I don’t really know how to judge the political efficacy of speeches, especially since my general information about the subject suggests that speeches almost never have any impact at all, but I think Barack Obama yesterday in Pittsburgh was effective. I don’t, however, think that this is accurate:
But to be fair, a good deal of the other party’s opposition to our agenda has also been rooted in their sincere and fundamental belief about the role of government. It’s a belief that government has little or no role to play in helping this nation meet our collective challenges. It’s an agenda that basically offers two answers to every problem we face: more tax breaks for the wealthy and fewer rules for corporations.
As I’ve said on a number of occasions, I really think that principled belief in limited government has almost no practical impact on American political behavior. The people most likely to think that tax breaks for the wealthy are a good idea are also the people inclined to strongly believe that the government does have a strong role to play in meeting the collective challenge of women choosing to have abortions, committed gay couples choosing the marry, or Mexicans wanting to move to the United States to find jobs. Even in the narrowly economic domain, you never see Mike Pence inveighing against the evils of parking mandates or strong intellectual property law and conservative members of congress seem to like farm subsidies just fine.
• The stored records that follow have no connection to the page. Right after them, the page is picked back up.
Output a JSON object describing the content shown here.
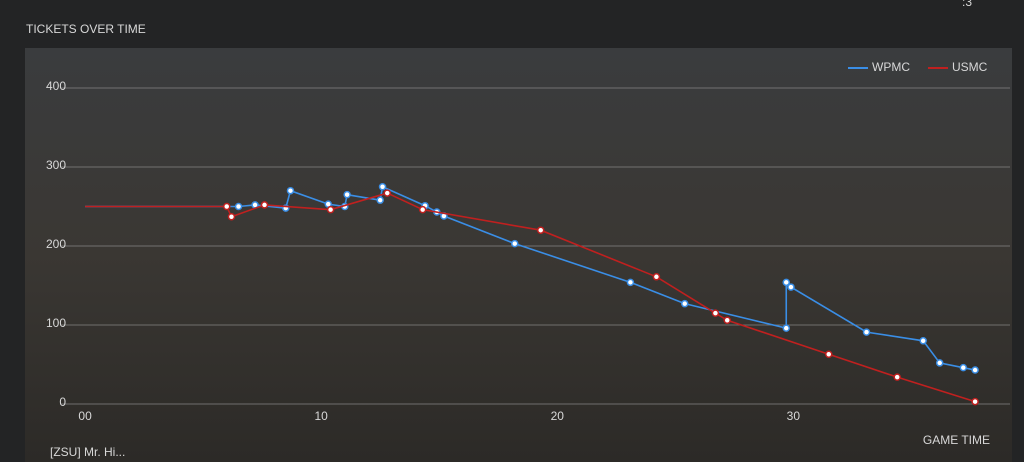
{
  "corner_text": ":3",
  "player_tag": "[ZSU] Mr. Hi...",
  "chart_data": {
    "type": "line",
    "title": "TICKETS OVER TIME",
    "x_label": "GAME TIME",
    "xlim": [
      -0.3,
      38.5
    ],
    "ylim": [
      0,
      400
    ],
    "xticks": [
      {
        "value": 0,
        "label": "00"
      },
      10,
      20,
      30
    ],
    "yticks": [
      0,
      100,
      200,
      300,
      400
    ],
    "grid": true,
    "legend": "top-right",
    "series": [
      {
        "name": "WPMC",
        "color": "#3a8ee6",
        "x": [
          0,
          6.5,
          7.2,
          8.5,
          8.7,
          10.3,
          11.0,
          11.1,
          12.5,
          12.6,
          14.4,
          14.9,
          15.2,
          18.2,
          23.1,
          25.4,
          29.7,
          29.7,
          29.9,
          33.1,
          35.5,
          36.2,
          37.2,
          37.7
        ],
        "values": [
          250,
          250,
          252,
          248,
          270,
          253,
          250,
          265,
          258,
          275,
          251,
          243,
          238,
          203,
          154,
          127,
          96,
          154,
          148,
          91,
          80,
          52,
          46,
          43
        ]
      },
      {
        "name": "USMC",
        "color": "#c0201f",
        "x": [
          0,
          6.0,
          6.2,
          7.6,
          10.4,
          12.8,
          14.3,
          19.3,
          24.2,
          26.7,
          27.2,
          31.5,
          34.4,
          37.7
        ],
        "values": [
          250,
          250,
          237,
          252,
          246,
          267,
          246,
          220,
          161,
          115,
          106,
          63,
          34,
          3
        ]
      }
    ]
  }
}
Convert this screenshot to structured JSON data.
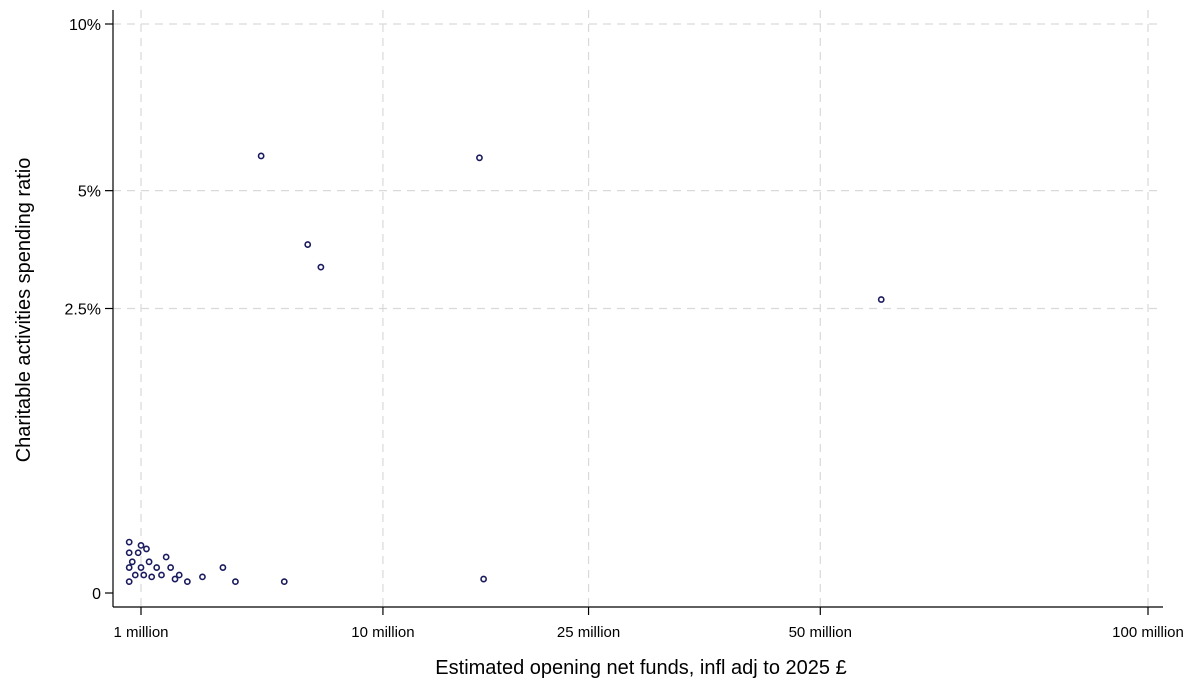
{
  "chart_data": {
    "type": "scatter",
    "title": "",
    "xlabel": "Estimated opening net funds, infl adj to 2025 £",
    "ylabel": "Charitable activities spending ratio",
    "x_scale": "sqrt",
    "y_scale": "sqrt",
    "xlim": [
      0,
      100000000
    ],
    "ylim": [
      0,
      10
    ],
    "x_ticks": [
      {
        "value": 1000000,
        "label": "1 million"
      },
      {
        "value": 10000000,
        "label": "10 million"
      },
      {
        "value": 25000000,
        "label": "25 million"
      },
      {
        "value": 50000000,
        "label": "50 million"
      },
      {
        "value": 100000000,
        "label": "100 million"
      }
    ],
    "y_ticks": [
      {
        "value": 0,
        "label": "0"
      },
      {
        "value": 2.5,
        "label": "2.5%"
      },
      {
        "value": 5,
        "label": "5%"
      },
      {
        "value": 10,
        "label": "10%"
      }
    ],
    "grid": true,
    "grid_style": "dashed",
    "legend": "none",
    "point_color": "#1a1a5e",
    "series": [
      {
        "points": [
          {
            "x": 4300000,
            "y": 5.9
          },
          {
            "x": 16200000,
            "y": 5.85
          },
          {
            "x": 6200000,
            "y": 3.75
          },
          {
            "x": 6800000,
            "y": 3.28
          },
          {
            "x": 58000000,
            "y": 2.66
          },
          {
            "x": 800000,
            "y": 0.08
          },
          {
            "x": 800000,
            "y": 0.05
          },
          {
            "x": 800000,
            "y": 0.02
          },
          {
            "x": 800000,
            "y": 0.004
          },
          {
            "x": 850000,
            "y": 0.03
          },
          {
            "x": 900000,
            "y": 0.01
          },
          {
            "x": 950000,
            "y": 0.05
          },
          {
            "x": 1000000,
            "y": 0.07
          },
          {
            "x": 1000000,
            "y": 0.02
          },
          {
            "x": 1050000,
            "y": 0.01
          },
          {
            "x": 1100000,
            "y": 0.06
          },
          {
            "x": 1150000,
            "y": 0.03
          },
          {
            "x": 1200000,
            "y": 0.008
          },
          {
            "x": 1300000,
            "y": 0.02
          },
          {
            "x": 1400000,
            "y": 0.01
          },
          {
            "x": 1500000,
            "y": 0.04
          },
          {
            "x": 1600000,
            "y": 0.02
          },
          {
            "x": 1700000,
            "y": 0.006
          },
          {
            "x": 1800000,
            "y": 0.01
          },
          {
            "x": 2000000,
            "y": 0.004
          },
          {
            "x": 2400000,
            "y": 0.008
          },
          {
            "x": 3000000,
            "y": 0.02
          },
          {
            "x": 3400000,
            "y": 0.004
          },
          {
            "x": 5200000,
            "y": 0.004
          },
          {
            "x": 16500000,
            "y": 0.006
          }
        ]
      }
    ]
  }
}
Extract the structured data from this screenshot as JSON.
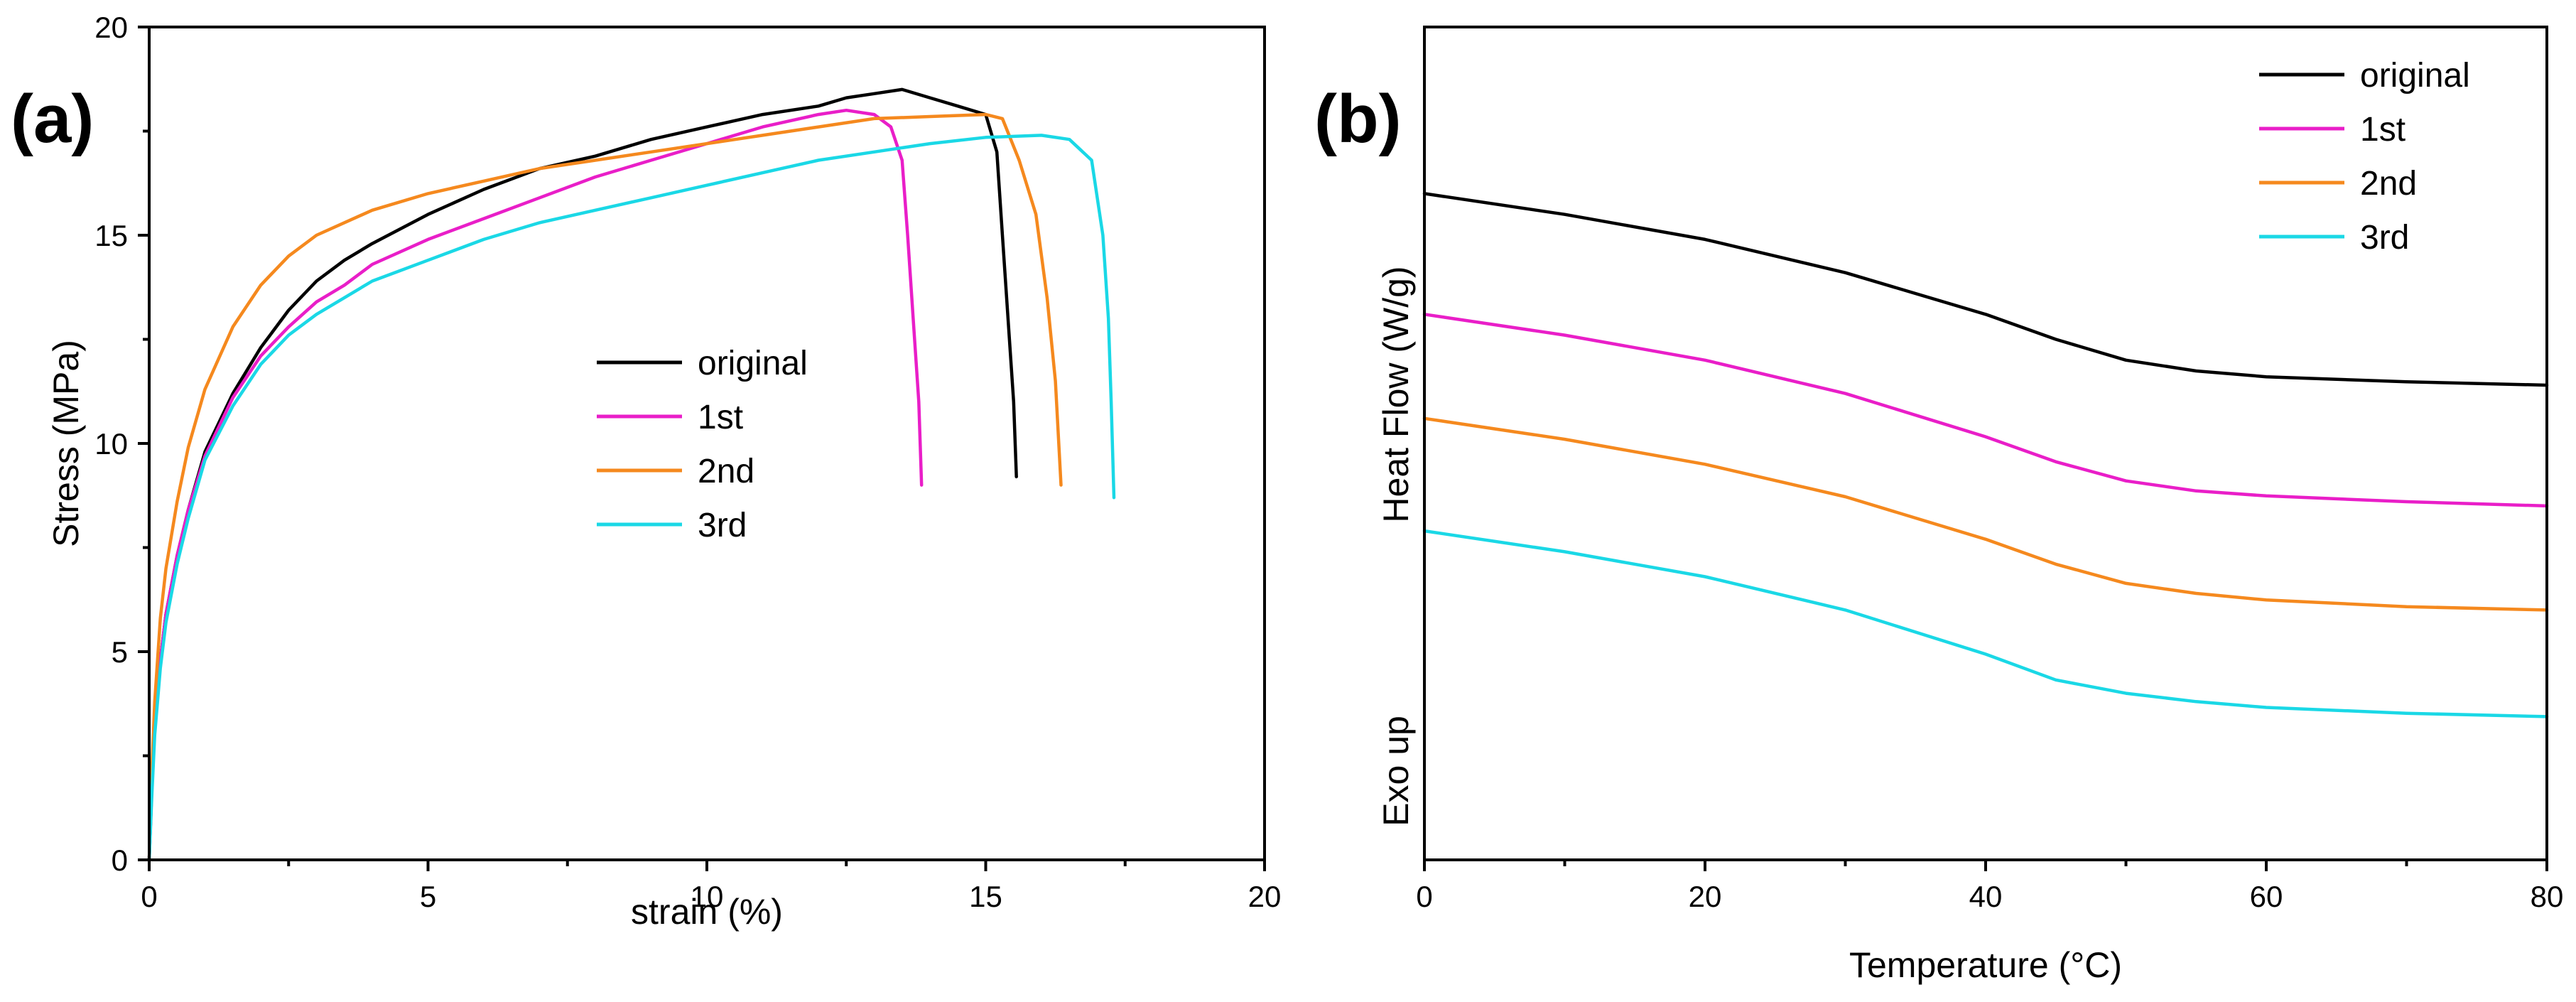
{
  "chart_data": [
    {
      "panel_label": "(a)",
      "type": "line",
      "title": "",
      "xlabel": "strain (%)",
      "ylabel": "Stress (MPa)",
      "xlim": [
        0,
        20
      ],
      "ylim": [
        0,
        20
      ],
      "xticks": [
        0,
        5,
        10,
        15,
        20
      ],
      "yticks": [
        0,
        5,
        10,
        15,
        20
      ],
      "legend_position": "center-right",
      "series": [
        {
          "name": "original",
          "color": "#000000",
          "x": [
            0,
            0.05,
            0.1,
            0.2,
            0.3,
            0.5,
            0.7,
            1.0,
            1.5,
            2.0,
            2.5,
            3.0,
            3.5,
            4.0,
            5.0,
            6.0,
            7.0,
            8.0,
            9.0,
            10.0,
            11.0,
            12.0,
            12.5,
            13.0,
            13.5,
            14.0,
            14.5,
            15.0,
            15.2,
            15.3,
            15.4,
            15.5,
            15.55
          ],
          "y": [
            0,
            1.8,
            3.2,
            4.8,
            5.9,
            7.3,
            8.4,
            9.8,
            11.2,
            12.3,
            13.2,
            13.9,
            14.4,
            14.8,
            15.5,
            16.1,
            16.6,
            16.9,
            17.3,
            17.6,
            17.9,
            18.1,
            18.3,
            18.4,
            18.5,
            18.3,
            18.1,
            17.9,
            17.0,
            15.0,
            13.0,
            11.0,
            9.2
          ]
        },
        {
          "name": "1st",
          "color": "#e91ec8",
          "x": [
            0,
            0.05,
            0.1,
            0.2,
            0.3,
            0.5,
            0.7,
            1.0,
            1.5,
            2.0,
            2.5,
            3.0,
            3.5,
            4.0,
            5.0,
            6.0,
            7.0,
            8.0,
            9.0,
            10.0,
            11.0,
            12.0,
            12.5,
            13.0,
            13.3,
            13.5,
            13.6,
            13.7,
            13.8,
            13.85
          ],
          "y": [
            0,
            1.8,
            3.2,
            4.8,
            5.9,
            7.3,
            8.4,
            9.7,
            11.1,
            12.1,
            12.8,
            13.4,
            13.8,
            14.3,
            14.9,
            15.4,
            15.9,
            16.4,
            16.8,
            17.2,
            17.6,
            17.9,
            18.0,
            17.9,
            17.6,
            16.8,
            15.0,
            13.0,
            11.0,
            9.0
          ]
        },
        {
          "name": "2nd",
          "color": "#f5891e",
          "x": [
            0,
            0.05,
            0.1,
            0.2,
            0.3,
            0.5,
            0.7,
            1.0,
            1.5,
            2.0,
            2.5,
            3.0,
            4.0,
            5.0,
            6.0,
            7.0,
            8.0,
            9.0,
            10.0,
            11.0,
            12.0,
            13.0,
            14.0,
            15.0,
            15.3,
            15.6,
            15.9,
            16.1,
            16.25,
            16.35
          ],
          "y": [
            0,
            2.2,
            3.8,
            5.8,
            7.0,
            8.6,
            9.9,
            11.3,
            12.8,
            13.8,
            14.5,
            15.0,
            15.6,
            16.0,
            16.3,
            16.6,
            16.8,
            17.0,
            17.2,
            17.4,
            17.6,
            17.8,
            17.85,
            17.9,
            17.8,
            16.8,
            15.5,
            13.5,
            11.5,
            9.0
          ]
        },
        {
          "name": "3rd",
          "color": "#1ad8e6",
          "x": [
            0,
            0.05,
            0.1,
            0.2,
            0.3,
            0.5,
            0.7,
            1.0,
            1.5,
            2.0,
            2.5,
            3.0,
            3.5,
            4.0,
            5.0,
            6.0,
            7.0,
            8.0,
            9.0,
            10.0,
            11.0,
            12.0,
            13.0,
            14.0,
            15.0,
            16.0,
            16.5,
            16.9,
            17.1,
            17.2,
            17.25,
            17.3
          ],
          "y": [
            0,
            1.6,
            3.0,
            4.6,
            5.7,
            7.1,
            8.2,
            9.6,
            10.9,
            11.9,
            12.6,
            13.1,
            13.5,
            13.9,
            14.4,
            14.9,
            15.3,
            15.6,
            15.9,
            16.2,
            16.5,
            16.8,
            17.0,
            17.2,
            17.35,
            17.4,
            17.3,
            16.8,
            15.0,
            13.0,
            11.0,
            8.7
          ]
        }
      ]
    },
    {
      "panel_label": "(b)",
      "type": "line",
      "title": "",
      "xlabel": "Temperature (°C)",
      "ylabel": "Heat Flow (W/g)",
      "y_annotation": "Exo up",
      "xlim": [
        0,
        80
      ],
      "ylim": [
        0,
        1
      ],
      "xticks": [
        0,
        20,
        40,
        60,
        80
      ],
      "yticks": [],
      "legend_position": "top-right",
      "series": [
        {
          "name": "original",
          "color": "#000000",
          "x": [
            0,
            10,
            20,
            30,
            40,
            45,
            50,
            55,
            60,
            70,
            80
          ],
          "y": [
            0.8,
            0.775,
            0.745,
            0.705,
            0.655,
            0.625,
            0.6,
            0.587,
            0.58,
            0.574,
            0.57
          ]
        },
        {
          "name": "1st",
          "color": "#e91ec8",
          "x": [
            0,
            10,
            20,
            30,
            40,
            45,
            50,
            55,
            60,
            70,
            80
          ],
          "y": [
            0.655,
            0.63,
            0.6,
            0.56,
            0.508,
            0.478,
            0.455,
            0.443,
            0.437,
            0.43,
            0.425
          ]
        },
        {
          "name": "2nd",
          "color": "#f5891e",
          "x": [
            0,
            10,
            20,
            30,
            40,
            45,
            50,
            55,
            60,
            70,
            80
          ],
          "y": [
            0.53,
            0.505,
            0.475,
            0.436,
            0.385,
            0.355,
            0.332,
            0.32,
            0.312,
            0.304,
            0.3
          ]
        },
        {
          "name": "3rd",
          "color": "#1ad8e6",
          "x": [
            0,
            10,
            20,
            30,
            40,
            45,
            50,
            55,
            60,
            70,
            80
          ],
          "y": [
            0.395,
            0.37,
            0.34,
            0.3,
            0.247,
            0.216,
            0.2,
            0.19,
            0.183,
            0.176,
            0.172
          ]
        }
      ]
    }
  ]
}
Which is just to say that politics isn’t a seminar-room discussion about the role of government in public life. I take it that what Obama is trying to do here is reassure ordinary citizens who suffer from inchoate fear of “big government” that he’s not blind to their concerns. But I think the right way to do that is to emphasize that whether or not the state exists and intervenes in society just isn’t an issue that’s on the ballot on Election Day. Even a very minimal nightwatchman state would still have the most important power of all: Armed agents capable of arresting and imprisoning people. What is on the ballot is how well state institutions function, and whose side the state will be on.